Cop dramas may be a dime a dozen, but David Ayer’s End of Watch is one of a kind: The picture is by turns clever, compelling and unconscionable, so artful in its artifice that sometimes it almost fools you into believing that it’s reality.
That’s the point: This story of two young Los Angeles police officers who run afoul of a Mexican drug cartel is told through faux found footage, shot by the cops themselves as they patrol one of the roughest parts of the city. We see these guys, played by Jake Gyllenhaal and Michael Peña, horsing around in the patrol car one minute and busting down doors the next. Some of the horrors they encounter — two young children locked in a closet and bound with duct tape, a crackhead’s babysitting technique — are so unsettling these young cops can barely fathom them.

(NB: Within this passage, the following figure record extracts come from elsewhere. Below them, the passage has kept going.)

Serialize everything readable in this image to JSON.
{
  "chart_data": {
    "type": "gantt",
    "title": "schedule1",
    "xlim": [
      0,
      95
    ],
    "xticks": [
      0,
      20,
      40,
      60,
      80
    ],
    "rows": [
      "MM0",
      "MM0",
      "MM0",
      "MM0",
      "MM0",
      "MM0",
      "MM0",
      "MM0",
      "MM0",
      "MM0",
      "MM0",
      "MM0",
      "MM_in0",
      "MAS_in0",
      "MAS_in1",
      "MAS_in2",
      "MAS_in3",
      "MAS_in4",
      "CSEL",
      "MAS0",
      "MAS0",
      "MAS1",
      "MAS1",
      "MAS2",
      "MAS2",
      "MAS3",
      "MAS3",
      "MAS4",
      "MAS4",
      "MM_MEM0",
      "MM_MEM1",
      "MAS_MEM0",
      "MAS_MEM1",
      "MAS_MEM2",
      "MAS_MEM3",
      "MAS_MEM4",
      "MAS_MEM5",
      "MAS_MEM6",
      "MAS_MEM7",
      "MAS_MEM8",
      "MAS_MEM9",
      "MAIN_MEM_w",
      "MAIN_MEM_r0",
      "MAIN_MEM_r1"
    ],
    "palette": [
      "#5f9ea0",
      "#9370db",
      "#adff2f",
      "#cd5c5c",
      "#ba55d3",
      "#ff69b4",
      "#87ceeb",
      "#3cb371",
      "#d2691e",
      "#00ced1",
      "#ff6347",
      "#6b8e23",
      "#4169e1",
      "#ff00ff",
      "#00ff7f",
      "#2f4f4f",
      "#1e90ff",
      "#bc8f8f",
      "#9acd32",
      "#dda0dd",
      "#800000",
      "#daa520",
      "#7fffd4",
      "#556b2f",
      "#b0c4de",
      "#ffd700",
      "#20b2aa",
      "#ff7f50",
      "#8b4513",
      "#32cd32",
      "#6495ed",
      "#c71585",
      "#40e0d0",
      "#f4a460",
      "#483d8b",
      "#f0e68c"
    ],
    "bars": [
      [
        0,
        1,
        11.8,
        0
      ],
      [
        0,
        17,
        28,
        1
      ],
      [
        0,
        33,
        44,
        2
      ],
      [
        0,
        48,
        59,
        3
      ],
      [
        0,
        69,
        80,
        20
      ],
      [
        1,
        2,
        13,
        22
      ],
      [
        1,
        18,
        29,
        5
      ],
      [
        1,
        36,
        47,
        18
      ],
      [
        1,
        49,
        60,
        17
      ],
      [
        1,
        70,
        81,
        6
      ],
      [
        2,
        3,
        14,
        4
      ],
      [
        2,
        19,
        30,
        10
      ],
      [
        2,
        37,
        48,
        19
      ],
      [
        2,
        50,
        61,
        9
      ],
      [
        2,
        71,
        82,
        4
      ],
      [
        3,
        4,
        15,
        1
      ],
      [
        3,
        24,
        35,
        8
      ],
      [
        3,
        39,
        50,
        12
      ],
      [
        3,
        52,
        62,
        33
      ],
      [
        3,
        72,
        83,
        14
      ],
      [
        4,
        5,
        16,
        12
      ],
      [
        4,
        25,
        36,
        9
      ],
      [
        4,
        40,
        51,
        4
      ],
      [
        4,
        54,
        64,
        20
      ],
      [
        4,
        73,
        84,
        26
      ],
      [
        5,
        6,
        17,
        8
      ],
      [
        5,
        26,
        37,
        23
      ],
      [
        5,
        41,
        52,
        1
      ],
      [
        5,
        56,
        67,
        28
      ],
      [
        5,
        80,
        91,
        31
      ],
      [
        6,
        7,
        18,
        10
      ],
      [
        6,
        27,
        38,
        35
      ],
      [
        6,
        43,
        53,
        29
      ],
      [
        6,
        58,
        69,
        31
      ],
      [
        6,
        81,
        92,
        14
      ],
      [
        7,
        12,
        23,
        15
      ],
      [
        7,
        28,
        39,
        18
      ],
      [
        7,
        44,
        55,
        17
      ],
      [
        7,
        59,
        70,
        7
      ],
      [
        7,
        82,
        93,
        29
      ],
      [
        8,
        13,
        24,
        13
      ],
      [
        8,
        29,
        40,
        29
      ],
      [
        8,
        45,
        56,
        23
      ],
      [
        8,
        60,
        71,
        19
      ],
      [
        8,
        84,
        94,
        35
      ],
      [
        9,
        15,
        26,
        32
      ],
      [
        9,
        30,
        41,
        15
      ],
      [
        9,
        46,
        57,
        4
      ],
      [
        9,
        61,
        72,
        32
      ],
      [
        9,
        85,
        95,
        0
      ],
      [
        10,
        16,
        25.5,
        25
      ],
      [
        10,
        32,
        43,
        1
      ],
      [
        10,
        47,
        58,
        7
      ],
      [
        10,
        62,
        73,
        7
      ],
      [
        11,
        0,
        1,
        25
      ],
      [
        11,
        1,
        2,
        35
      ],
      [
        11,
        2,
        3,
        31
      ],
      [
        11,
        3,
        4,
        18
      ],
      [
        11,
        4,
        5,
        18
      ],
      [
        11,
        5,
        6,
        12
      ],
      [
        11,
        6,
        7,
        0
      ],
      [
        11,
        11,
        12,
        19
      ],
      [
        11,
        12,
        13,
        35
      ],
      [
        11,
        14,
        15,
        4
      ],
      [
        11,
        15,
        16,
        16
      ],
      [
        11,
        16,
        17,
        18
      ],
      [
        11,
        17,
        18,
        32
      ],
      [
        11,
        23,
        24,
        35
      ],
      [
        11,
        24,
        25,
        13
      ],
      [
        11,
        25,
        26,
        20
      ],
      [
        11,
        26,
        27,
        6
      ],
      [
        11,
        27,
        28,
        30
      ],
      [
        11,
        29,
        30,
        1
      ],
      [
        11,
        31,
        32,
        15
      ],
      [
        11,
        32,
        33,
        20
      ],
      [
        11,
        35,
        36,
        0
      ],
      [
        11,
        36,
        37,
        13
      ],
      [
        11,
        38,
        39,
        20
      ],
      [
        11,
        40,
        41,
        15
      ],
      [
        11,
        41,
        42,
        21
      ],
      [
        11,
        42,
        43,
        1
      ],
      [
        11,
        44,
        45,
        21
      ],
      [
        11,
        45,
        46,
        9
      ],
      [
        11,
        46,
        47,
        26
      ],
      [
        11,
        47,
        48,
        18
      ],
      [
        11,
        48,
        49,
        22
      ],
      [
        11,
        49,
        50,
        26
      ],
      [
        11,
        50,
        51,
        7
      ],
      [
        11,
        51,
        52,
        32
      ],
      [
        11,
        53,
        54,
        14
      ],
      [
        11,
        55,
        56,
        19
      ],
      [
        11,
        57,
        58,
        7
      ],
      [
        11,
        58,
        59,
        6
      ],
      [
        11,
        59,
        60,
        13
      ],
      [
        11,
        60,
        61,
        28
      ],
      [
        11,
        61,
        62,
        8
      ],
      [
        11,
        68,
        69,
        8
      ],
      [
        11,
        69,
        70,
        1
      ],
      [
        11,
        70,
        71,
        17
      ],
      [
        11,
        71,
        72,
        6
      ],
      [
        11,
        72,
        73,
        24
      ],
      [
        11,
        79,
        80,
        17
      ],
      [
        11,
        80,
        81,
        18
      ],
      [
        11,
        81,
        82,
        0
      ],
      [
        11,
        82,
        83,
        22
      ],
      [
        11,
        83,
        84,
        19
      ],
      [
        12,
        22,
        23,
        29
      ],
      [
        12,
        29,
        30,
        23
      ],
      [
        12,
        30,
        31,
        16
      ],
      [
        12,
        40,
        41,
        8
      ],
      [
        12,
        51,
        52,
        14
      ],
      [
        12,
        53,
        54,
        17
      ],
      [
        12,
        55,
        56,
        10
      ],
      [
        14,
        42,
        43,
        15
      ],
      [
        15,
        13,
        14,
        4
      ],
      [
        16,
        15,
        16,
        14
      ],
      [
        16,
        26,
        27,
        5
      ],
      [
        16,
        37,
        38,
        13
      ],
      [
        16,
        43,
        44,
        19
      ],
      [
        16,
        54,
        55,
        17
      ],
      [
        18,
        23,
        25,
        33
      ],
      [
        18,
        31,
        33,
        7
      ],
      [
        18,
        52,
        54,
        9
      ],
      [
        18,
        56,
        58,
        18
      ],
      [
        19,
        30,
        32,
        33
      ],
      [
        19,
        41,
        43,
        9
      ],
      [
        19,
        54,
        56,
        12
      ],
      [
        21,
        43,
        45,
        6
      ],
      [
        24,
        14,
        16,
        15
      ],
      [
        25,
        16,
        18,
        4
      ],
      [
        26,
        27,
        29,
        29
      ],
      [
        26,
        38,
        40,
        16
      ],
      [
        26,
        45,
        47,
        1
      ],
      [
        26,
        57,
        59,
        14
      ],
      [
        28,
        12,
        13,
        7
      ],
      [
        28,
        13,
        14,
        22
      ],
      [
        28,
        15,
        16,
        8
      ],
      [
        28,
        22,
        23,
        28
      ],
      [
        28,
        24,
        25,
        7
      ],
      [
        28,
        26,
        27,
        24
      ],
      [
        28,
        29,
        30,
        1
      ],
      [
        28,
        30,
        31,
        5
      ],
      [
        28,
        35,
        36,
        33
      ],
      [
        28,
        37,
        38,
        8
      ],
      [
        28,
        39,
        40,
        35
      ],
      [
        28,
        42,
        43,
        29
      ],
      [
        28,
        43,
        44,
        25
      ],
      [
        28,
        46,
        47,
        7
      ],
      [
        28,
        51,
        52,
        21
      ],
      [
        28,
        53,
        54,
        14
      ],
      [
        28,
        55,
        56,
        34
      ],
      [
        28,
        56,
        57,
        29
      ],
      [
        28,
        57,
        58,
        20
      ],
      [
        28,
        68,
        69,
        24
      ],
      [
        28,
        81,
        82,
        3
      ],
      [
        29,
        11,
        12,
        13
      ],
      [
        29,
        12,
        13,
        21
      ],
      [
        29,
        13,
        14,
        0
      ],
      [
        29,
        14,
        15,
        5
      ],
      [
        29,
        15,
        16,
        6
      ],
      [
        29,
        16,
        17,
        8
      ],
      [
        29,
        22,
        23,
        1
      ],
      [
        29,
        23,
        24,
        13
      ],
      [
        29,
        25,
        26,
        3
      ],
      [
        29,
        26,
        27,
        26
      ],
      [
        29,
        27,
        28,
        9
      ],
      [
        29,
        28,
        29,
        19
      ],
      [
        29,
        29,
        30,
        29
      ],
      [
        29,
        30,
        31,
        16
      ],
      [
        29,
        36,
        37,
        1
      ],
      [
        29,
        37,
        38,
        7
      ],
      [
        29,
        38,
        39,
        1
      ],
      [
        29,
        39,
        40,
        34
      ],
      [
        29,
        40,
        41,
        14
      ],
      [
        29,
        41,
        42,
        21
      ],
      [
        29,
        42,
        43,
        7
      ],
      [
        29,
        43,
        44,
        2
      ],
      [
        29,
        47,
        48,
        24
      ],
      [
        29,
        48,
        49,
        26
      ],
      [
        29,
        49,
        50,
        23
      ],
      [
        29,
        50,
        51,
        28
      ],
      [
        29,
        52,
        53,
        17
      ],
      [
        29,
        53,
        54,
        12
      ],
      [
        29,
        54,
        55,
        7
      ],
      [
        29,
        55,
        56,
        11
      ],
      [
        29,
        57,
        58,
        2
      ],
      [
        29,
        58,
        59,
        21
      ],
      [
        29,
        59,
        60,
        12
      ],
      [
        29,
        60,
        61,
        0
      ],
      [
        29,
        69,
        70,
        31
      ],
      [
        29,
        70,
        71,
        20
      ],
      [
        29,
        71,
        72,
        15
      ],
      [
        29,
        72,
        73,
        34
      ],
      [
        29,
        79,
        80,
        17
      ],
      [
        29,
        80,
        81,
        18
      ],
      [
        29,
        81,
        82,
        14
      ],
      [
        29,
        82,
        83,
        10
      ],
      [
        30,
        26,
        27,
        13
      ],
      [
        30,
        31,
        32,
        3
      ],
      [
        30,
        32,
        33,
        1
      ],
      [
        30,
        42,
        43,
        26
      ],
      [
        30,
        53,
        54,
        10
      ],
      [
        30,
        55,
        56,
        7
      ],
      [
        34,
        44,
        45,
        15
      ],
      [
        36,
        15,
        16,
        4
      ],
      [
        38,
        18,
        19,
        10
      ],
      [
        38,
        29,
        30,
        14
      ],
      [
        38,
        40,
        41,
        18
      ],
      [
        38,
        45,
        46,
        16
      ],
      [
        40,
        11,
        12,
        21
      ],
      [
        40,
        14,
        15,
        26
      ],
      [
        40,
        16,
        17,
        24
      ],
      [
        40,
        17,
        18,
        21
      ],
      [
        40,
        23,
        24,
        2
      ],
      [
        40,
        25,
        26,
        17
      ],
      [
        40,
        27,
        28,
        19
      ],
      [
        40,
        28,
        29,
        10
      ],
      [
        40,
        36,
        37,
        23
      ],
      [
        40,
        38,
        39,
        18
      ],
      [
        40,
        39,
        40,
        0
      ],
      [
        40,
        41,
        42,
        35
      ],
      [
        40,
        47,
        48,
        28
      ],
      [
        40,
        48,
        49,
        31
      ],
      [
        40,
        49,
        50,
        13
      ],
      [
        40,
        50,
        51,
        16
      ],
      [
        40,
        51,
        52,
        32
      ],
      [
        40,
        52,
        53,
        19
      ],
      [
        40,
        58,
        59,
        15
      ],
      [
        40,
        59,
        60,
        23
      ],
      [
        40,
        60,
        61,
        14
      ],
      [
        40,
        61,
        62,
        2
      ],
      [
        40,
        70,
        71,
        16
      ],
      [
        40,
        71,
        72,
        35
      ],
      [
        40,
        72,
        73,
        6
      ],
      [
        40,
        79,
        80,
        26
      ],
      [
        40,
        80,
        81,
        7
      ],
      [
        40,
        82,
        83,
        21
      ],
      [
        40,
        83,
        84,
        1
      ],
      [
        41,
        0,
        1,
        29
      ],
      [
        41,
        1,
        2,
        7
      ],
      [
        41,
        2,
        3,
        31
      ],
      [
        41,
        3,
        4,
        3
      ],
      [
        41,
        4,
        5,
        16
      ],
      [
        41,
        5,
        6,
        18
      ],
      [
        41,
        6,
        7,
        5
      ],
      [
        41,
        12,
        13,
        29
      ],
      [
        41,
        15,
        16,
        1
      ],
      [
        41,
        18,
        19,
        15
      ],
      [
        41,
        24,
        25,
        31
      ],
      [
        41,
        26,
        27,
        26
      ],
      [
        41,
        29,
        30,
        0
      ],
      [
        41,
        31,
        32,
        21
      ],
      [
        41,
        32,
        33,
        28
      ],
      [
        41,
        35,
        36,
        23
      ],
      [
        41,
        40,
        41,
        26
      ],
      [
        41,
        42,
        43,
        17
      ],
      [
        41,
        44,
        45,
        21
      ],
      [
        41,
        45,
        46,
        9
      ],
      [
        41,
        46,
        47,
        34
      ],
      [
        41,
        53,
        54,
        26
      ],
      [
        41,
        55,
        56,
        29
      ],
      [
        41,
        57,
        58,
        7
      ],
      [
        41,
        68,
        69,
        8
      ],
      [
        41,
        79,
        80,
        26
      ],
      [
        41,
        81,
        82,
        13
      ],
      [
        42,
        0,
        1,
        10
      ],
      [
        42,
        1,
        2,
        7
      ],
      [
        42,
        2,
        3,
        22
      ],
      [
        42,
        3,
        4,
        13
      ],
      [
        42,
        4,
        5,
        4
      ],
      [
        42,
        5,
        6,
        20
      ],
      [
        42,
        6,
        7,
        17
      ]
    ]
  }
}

Unfortunately for them, and for us, things get worse, and the scale of horror and violence escalates. Meanwhile, Gyllenhaal and Peña experience, and yak about, so many of life’s pleasures and annoyances: Peña speaks glowingly of married life, and looks forward to the birth of his first child. (His wife is played, in a small but lively turn, by Natalie Martinez.)
Gyllenhaal thinks he’s finally met the girl of his dreams – she’s played by Anna Kendrick — and, in between cracking occasional benign off-color jokes, earnestly asks his partner for advice. These are the finest scenes in the movie, places where the actors get to build their characters layer by layer.